Thursday, September 30, 2010

Spanish Madeleine

Lots of food was served on the holidays, but I definitely remember spinach Madeleine. While this Louisiana side dish was made famous in River Road Recipes, you'd think my Floridian grandmother actually created it. The red, green, and white served as the perfect spectacle of festive colors and made it to my grandmother's collection of favorite recipes that she gave all the grand kids before she died. Needless to say, this dish is more than your typical comfort food for me.

Therefore, it takes a lot for me to alter this recipe with a California twist. But part of eating seasonally and locally is being flexible with the ingredients you have. While I could get spinach at the farmers market, the red chard just looked so amazing! In addition to this change, I also had some cotija which I had been playing around with. This is a hard Mexican cheese that is slightly salty and crumbly. I see it all over the place on top of corn on the cob (elote) and on a lot of tacos and even refried beans.

After making this dish with perfectly ripe Purple Cherokee tomatoes, I wonder why we ever had this in the winter when you have to make due with frozen spinach and flavorless, mealy tomatoes because neither are in season. The festive colors are no substitute for the festive flavors of the season.

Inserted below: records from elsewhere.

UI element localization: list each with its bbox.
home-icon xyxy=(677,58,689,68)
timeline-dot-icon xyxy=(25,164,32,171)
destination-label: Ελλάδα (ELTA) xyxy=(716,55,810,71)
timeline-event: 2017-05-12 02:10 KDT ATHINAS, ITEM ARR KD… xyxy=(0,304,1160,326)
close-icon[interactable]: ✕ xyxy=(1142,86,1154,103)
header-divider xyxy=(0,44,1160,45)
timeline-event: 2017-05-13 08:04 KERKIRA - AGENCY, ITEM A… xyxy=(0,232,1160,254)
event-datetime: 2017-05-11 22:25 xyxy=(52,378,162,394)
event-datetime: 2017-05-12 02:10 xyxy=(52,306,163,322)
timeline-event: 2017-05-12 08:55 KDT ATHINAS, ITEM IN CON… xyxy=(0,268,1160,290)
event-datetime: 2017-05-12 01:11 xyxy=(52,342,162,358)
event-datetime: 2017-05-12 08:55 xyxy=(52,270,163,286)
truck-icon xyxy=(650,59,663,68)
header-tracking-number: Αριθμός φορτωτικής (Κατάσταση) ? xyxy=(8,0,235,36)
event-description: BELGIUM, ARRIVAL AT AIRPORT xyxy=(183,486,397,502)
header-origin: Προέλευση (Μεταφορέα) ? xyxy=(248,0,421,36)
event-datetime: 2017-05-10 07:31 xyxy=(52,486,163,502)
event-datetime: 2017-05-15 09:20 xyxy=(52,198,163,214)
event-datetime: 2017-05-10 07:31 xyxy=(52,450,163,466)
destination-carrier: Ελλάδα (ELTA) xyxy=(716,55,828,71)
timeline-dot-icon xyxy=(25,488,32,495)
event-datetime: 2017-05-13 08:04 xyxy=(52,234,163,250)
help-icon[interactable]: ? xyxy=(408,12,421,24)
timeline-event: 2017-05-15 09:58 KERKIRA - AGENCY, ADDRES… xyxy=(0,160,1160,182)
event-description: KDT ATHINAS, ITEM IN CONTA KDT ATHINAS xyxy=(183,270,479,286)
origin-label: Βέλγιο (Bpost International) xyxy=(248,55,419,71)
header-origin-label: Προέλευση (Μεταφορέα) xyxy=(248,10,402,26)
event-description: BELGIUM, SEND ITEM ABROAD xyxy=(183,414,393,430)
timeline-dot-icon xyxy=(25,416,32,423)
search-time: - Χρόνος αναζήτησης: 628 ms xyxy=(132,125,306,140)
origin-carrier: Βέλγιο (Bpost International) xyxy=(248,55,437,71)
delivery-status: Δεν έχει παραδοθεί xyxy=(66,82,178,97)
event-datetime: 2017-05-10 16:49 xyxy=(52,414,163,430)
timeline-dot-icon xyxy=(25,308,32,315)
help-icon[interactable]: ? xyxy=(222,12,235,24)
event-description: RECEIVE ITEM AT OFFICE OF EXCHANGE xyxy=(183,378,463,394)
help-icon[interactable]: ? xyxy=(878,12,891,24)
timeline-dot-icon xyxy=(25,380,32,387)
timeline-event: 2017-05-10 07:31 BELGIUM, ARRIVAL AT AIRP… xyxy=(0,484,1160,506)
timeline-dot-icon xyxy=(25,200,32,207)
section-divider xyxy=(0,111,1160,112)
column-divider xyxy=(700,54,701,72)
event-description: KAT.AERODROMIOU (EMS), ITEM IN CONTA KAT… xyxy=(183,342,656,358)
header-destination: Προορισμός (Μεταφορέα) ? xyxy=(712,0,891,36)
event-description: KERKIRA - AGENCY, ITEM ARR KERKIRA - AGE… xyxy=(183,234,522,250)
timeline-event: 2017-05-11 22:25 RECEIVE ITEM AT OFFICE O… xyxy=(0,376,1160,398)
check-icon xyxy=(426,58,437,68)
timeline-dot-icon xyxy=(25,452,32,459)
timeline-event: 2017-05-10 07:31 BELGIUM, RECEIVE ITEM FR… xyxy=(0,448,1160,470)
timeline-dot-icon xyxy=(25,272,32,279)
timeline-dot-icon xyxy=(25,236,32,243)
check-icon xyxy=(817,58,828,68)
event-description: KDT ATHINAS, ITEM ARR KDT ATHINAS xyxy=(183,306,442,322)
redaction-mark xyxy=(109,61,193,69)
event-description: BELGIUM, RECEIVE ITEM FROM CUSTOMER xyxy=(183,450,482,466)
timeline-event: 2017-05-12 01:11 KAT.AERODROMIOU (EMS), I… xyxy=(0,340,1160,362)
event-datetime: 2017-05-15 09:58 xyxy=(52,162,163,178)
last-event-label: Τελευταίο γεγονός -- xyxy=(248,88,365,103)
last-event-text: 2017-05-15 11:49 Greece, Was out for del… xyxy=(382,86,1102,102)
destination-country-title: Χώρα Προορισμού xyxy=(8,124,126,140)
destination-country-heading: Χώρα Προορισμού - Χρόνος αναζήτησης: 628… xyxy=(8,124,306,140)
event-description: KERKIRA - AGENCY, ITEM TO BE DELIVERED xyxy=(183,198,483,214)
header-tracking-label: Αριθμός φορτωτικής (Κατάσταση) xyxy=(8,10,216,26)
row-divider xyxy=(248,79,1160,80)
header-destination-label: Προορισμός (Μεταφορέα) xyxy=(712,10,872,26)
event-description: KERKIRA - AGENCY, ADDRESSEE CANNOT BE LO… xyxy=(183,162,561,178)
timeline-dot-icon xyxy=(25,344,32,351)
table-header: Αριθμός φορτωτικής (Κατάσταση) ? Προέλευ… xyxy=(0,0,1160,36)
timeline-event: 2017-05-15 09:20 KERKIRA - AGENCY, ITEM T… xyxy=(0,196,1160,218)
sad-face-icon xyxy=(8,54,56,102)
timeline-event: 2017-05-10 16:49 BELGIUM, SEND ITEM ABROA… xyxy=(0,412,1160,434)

Ingredients (for 4 servings):
  • 4 ripe tomatoes (I love Purple Cherokee, but any large tomato will work well)
  • 1 bunch red chard, sliced into strips (or rainbow or spinach, whatever looks best at the market)
  • 2 jalapeno peppers, minced
  • 2 baby leeks, sliced
  • 4 cloves garlic, minced
  • 2 T extra virgin olive oil
  • 1/4 C dry brown rice, cooked
  • 2 oz cotija cheese
Cook the rice. When it's almost done, start heating the oven to 375. Saute the chard, jalapenos, leeks, and garlic over medium high heat. This may take a while to get it nice and tender. While it's cooking, you can scoop out the tomatoes.

The best way to scoop out the tomatoes is to cut a good half inch (even a bit more) off the top. Squeeze or scoop the seeds out with your fingers. Then take a paring knife and carefully cut the sections of the tomato, just to loosen it. Then pull the whole fleshy center out with your hands, careful to not tear the skin of the tomato. This is probably the best part of the tomato, so chop it up and add it to the chard mixture.

When the chard is nice and tender and all the rest of the ingredients are nicely incorporated, season with salt and pepper to taste. Then mix in the rice and crumble in some cheese. Fill the tomato shells with the mixture and bake for 30 minutes.

This makes a great side dish or you can throw in some beans (maybe some black beans or chick peas) and make it the main course.